Lewis doesn't mind calling guys out. There was that meeting the day after the Bengals went into their bye week at 1-3 and he flicked the video through each of their mistakes in the red zone.

"There are a lot of players' coaches in the NFL," Thornton says. "Herm Edwards, Jeff Fisher, Mike Tice. Just because guys are close to their players doesn't mean they can't discipline them or be stern with them. I think Bill Parcells tries to intimidate a lot of people. I don't know that, but just by being on the outside, I think he would probably intimidate a lot of players.

"I think (Lewis) intimidates players. Because he's had success in this league," Thornton says. "He's coached successful defenses. You're not going to tell him he doesn't know what he's talking about. You're not going to second guess what he's talking about. It's in a different way, but I think he respects veterans, and I think Bill Parcells does, too. If you're one of his guys, you're going to have a job for a long time. In a way, he is sort of a players' coach, but you have to get on that list. You have to fight you're way up there and earn it."

If everyone knows the list of Parcells' guys Glenn, Richie Anderson, Keyshawn Johnson then Lewis is working on his. He says it's only just begun with his first two drafts. Thornton hopes he's on the list. When he became a free agent the same year Lewis became a head coach in 2003, his goal was simple. Where ever Lewis was the head coach, Thornton wanted to be there.

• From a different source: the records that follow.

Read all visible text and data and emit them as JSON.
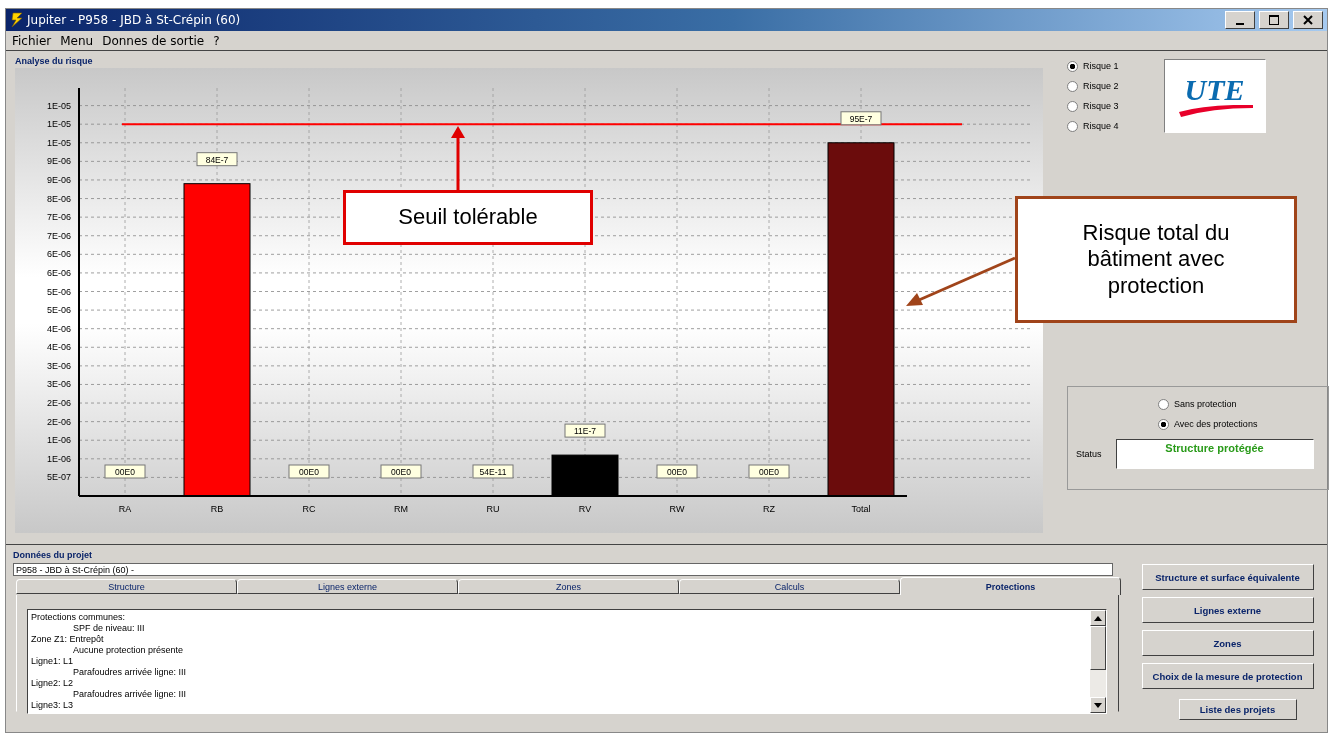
{
  "window": {
    "title": "Jupiter - P958 -  JBD à St-Crépin (60)"
  },
  "menu": [
    "Fichier",
    "Menu",
    "Donnes de sortie",
    "?"
  ],
  "analysis": {
    "title": "Analyse du risque",
    "chart_data": {
      "type": "bar",
      "categories": [
        "RA",
        "RB",
        "RC",
        "RM",
        "RU",
        "RV",
        "RW",
        "RZ",
        "Total"
      ],
      "series": [
        {
          "color": "#ff0000",
          "values": [
            0,
            8.4e-06,
            0,
            0,
            5.4e-10,
            null,
            0,
            0,
            null
          ]
        },
        {
          "color": "#000000",
          "values": [
            null,
            null,
            null,
            null,
            null,
            1.1e-06,
            null,
            null,
            null
          ]
        },
        {
          "color": "#6b0c0c",
          "values": [
            null,
            null,
            null,
            null,
            null,
            null,
            null,
            null,
            9.5e-06
          ]
        }
      ],
      "grid": true,
      "value_labels": [
        "00E0",
        "84E-7",
        "00E0",
        "00E0",
        "54E-11",
        "11E-7",
        "00E0",
        "00E0",
        "95E-7"
      ],
      "ylim": [
        0,
        1.1e-05
      ],
      "yticks": [
        {
          "value": 5e-07,
          "label": "5E-07"
        },
        {
          "value": 1e-06,
          "label": "1E-06"
        },
        {
          "value": 1.5e-06,
          "label": "1E-06"
        },
        {
          "value": 2e-06,
          "label": "2E-06"
        },
        {
          "value": 2.5e-06,
          "label": "2E-06"
        },
        {
          "value": 3e-06,
          "label": "3E-06"
        },
        {
          "value": 3.5e-06,
          "label": "3E-06"
        },
        {
          "value": 4e-06,
          "label": "4E-06"
        },
        {
          "value": 4.5e-06,
          "label": "4E-06"
        },
        {
          "value": 5e-06,
          "label": "5E-06"
        },
        {
          "value": 5.5e-06,
          "label": "5E-06"
        },
        {
          "value": 6e-06,
          "label": "6E-06"
        },
        {
          "value": 6.5e-06,
          "label": "6E-06"
        },
        {
          "value": 7e-06,
          "label": "7E-06"
        },
        {
          "value": 7.5e-06,
          "label": "7E-06"
        },
        {
          "value": 8e-06,
          "label": "8E-06"
        },
        {
          "value": 8.5e-06,
          "label": "9E-06"
        },
        {
          "value": 9e-06,
          "label": "9E-06"
        },
        {
          "value": 9.5e-06,
          "label": "1E-05"
        },
        {
          "value": 1e-05,
          "label": "1E-05"
        },
        {
          "value": 1.05e-05,
          "label": "1E-05"
        }
      ],
      "ref_lines": [
        {
          "axis": "y",
          "value": 1e-05,
          "color": "#ff0000"
        }
      ]
    },
    "callouts": [
      {
        "text": "Seuil tolérable",
        "color": "#e00000"
      },
      {
        "text": "Risque total du bâtiment avec protection",
        "color": "#a0441a"
      }
    ]
  },
  "logo": {
    "text": "UTE"
  },
  "risks": [
    {
      "label": "Risque 1",
      "selected": true
    },
    {
      "label": "Risque 2",
      "selected": false
    },
    {
      "label": "Risque 3",
      "selected": false
    },
    {
      "label": "Risque 4",
      "selected": false
    }
  ],
  "protection_modes": [
    {
      "label": "Sans protection",
      "selected": false
    },
    {
      "label": "Avec des protections",
      "selected": true
    }
  ],
  "status": {
    "label": "Status",
    "value": "Structure protégée"
  },
  "project": {
    "title": "Données du projet",
    "name": "P958 - JBD à St-Crépin (60) -",
    "tabs": [
      {
        "label": "Structure",
        "selected": false
      },
      {
        "label": "Lignes externe",
        "selected": false
      },
      {
        "label": "Zones",
        "selected": false
      },
      {
        "label": "Calculs",
        "selected": false
      },
      {
        "label": "Protections",
        "selected": true
      }
    ],
    "details": [
      {
        "text": "Protections communes:",
        "children": [
          {
            "text": "SPF de niveau: III"
          }
        ]
      },
      {
        "text": "Zone Z1: Entrepôt",
        "children": [
          {
            "text": "Aucune protection présente"
          }
        ]
      },
      {
        "text": "Ligne1: L1",
        "children": [
          {
            "text": "Parafoudres arrivée ligne: III"
          }
        ]
      },
      {
        "text": "Ligne2: L2",
        "children": [
          {
            "text": "Parafoudres arrivée ligne: III"
          }
        ]
      },
      {
        "text": "Ligne3: L3"
      }
    ]
  },
  "buttons": [
    "Structure et surface équivalente",
    "Lignes externe",
    "Zones",
    "Choix de la mesure de protection",
    "Liste des projets"
  ]
}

"I don't know what a players' coach is. Bill Cowher, to me, is an excellent players' coach," said Lewis of his former boss in Pittsburgh. "Because he gets the players to know it's your responsibility to get it done that way. To me, that's what you want. You want to have people who feel they can come to the head coach and say, 'Look, Coach, I think if we just do this every snap, things are going to be good.'

"My opinion of a players' coach is someone who listens and sees, listens and kind of motivates and pushes the players into what they want," Lewis says. "This is the responsibility that comes from that. Now you take it and respond to that."

That's just it. Everyone's definition of a good coach is different. Bengals quarterback Jon Kitna hasn't had all that many one-on-one dealings with Lewis, but they had the Big One back in February when Lewis told him he was no longer the starting quarterback despite being named the NFL's Comeback Player of the Year.

"As far as I'm concerned, he's the best head coach I've ever played for," Kitna said. "Marvin maintains the proper distance. I think he's available, but I don't talk to him a lot. In my dealings with him, whatever he says is going to happen, happens. I respect him a lot. He's always treated me fairly. That's all I've ever asked for in this league."

No question, his players say, Lewis has a style. And even though it's substantial, they know it won't pay off until the next shoe drops.

"We have to win," says tight end Matt Schobel. "To me, he's got the perfect mix of business and being personable. You know on the field how he's going to be and what he expects from you, and he'll be a little more laid back in the locker room. But until we go out there and do it, I don't think it comes down to him yelling at us or not yelling at us."